Bref, les AG doivent être des hauts lieux de “politisation”, n’en déplaise à Monsieur Thibault.
Le secteur des transports n’a-t-il pas un rôle particulier en temps de grève ?
Dans le cas des transports, le blocage total des trains, des métros ou des bus devient un certain obstacle à l’élargissement de la lutte. En effet, ce blocage total peut favoriser le jeu de la bourgeoisie visant à monter les travailleurs les uns contre les autres en déchaînant ses campagnes sur la “prise en otage des usagers”. De plus, ce blocage total des transports limite la mobilité des travailleurs qui ne peuvent se déplacer pour apporter leur solidarité aux grévistes (en se rendants à leurs AG ou en participant aux manifestations) et rend difficile le déplacement des délégations de grévistes vers les autres entreprises. En fait, le blocage total favorise l’enfermement dans le corporatisme et l’isolement. Les luttes ouvrières les plus avancées n’ont jamais conduit au blocage des transports, au contraire. Lors de la grève de masse des ouvriers de Pologne en août 1980, tous les transports fonctionnaient gratuitement. L’argument que mettent toujours en avant les syndicats, c’est que la gratuité des transports est “illégale”. Mais les ouvriers savent très bien que l’opposition aux lois de l’exploitation capitaliste est toujours “illégale” car les lois de la classe dominante sont faites par et pour le capital, par et pour ceux qu’il exploite. Les sanctions au nom du respect de la “légalité” font partie de la répression des luttes ouvrières, de même que les licenciements. Les menaces de répression n’ont pas empêché la classe ouvrière de lutter pour défendre ses conditions de vie face aux empiétements du capital. C’est grâce aux combats des premières générations de prolétaires que les ouvriers d’aujourd’hui ont pu obtenir une baisse de la durée de la journée de travail, des augmentations de salaires, des congés hebdomadaires, une amélioration de leur condition de logement, le droit d’association, la liberté d’expression, etc. Le gouvernement britannique a adopté une loi rendant toute grève de solidarité illégale. Cela n’a pas empêché, pendant l’été 2005, les bagagistes de l’aéroport de Londres de se mettre en grève en solidarité avec les ouvriers des entreprises de restauration de l’aéroport d’Heathrow licenciés massivement3.

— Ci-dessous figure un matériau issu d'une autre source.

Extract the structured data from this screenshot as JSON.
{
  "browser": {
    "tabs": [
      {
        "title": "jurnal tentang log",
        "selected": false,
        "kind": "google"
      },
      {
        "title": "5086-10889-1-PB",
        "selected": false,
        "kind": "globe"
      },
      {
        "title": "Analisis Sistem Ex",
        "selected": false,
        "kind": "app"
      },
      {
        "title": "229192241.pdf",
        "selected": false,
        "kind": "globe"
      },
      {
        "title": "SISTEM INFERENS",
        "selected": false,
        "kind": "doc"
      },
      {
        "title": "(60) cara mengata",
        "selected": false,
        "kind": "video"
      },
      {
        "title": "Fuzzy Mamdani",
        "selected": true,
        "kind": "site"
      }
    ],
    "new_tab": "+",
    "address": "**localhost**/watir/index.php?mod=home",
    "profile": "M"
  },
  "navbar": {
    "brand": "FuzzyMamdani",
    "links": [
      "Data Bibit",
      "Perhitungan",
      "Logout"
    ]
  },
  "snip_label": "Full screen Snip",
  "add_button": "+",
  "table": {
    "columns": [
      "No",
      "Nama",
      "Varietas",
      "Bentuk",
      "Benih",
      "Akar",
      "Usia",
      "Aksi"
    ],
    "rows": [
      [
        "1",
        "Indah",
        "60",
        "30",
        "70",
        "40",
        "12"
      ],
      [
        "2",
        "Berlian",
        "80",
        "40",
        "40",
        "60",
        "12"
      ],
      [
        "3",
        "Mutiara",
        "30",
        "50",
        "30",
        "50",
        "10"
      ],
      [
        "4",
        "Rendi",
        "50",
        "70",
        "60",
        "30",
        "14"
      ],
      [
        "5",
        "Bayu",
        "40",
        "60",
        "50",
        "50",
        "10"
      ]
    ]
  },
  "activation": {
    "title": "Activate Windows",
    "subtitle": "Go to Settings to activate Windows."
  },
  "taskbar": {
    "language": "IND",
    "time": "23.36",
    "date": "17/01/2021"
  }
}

Le meilleur moyen d’éviter la répression, c’est la plus grande unité et solidarité possible. La véritable force de la classe ouvrière, c’est sa solidarité face aux attaques du capital. Plus la classe ouvrière courbera l’échine et cédera à l’intimidation, plus la bourgeoisie aura les mains libres pour attaquer et réprimer. Parce que la classe ouvrière est la seule force de la société qui puisse ouvrir une perspective pour l’ensemble de l’humanité, cette solidarité contre l’oppression capitaliste n’est pas “négociable”. Comme l’ont mis en avant les ouvriers de Pologne en 1980, si la bourgeoisie touche à un seul cheveu des grévistes, les autres secteurs doivent immédiatement se mettre en grève et ne pas accepter la répression.
La lutte des travailleurs des transports et des étudiants en France a donc constitué une avancée significative pour le prolétariat : elle a ouvert le chemin vers une tendance croissante à la politisation des luttes de la classe ouvrière. En particulier, elle a constitué une expérience riche d’enseignements pour les jeunes générations de la classe ouvrière qui vont se retrouver bientôt sur le marché saturé du travail. Face à l’aggravation des attaques de la bourgeoisie, ces jeunes générations n’auront pas d’autre choix que de reprendre le flambeau des combats menés par les générations de prolétaires qui les ont précédées.
Pour pouvoir mener à bien ces luttes futures, la classe ouvrière doit avant tout continuer à prendre confiance en elle-même, en ses propres forces et en sa capacité bien réelle (et maintes fois prouvée par l’histoire) à prendre en main sa lutte et son destin. Elle peut et doit avoir confiance dans la perspective historique que portent ses combats : celle de l’abolition de l’exploitation et de l’oppression bestiale du capitalisme en vue de la construction d’une nouvelle société.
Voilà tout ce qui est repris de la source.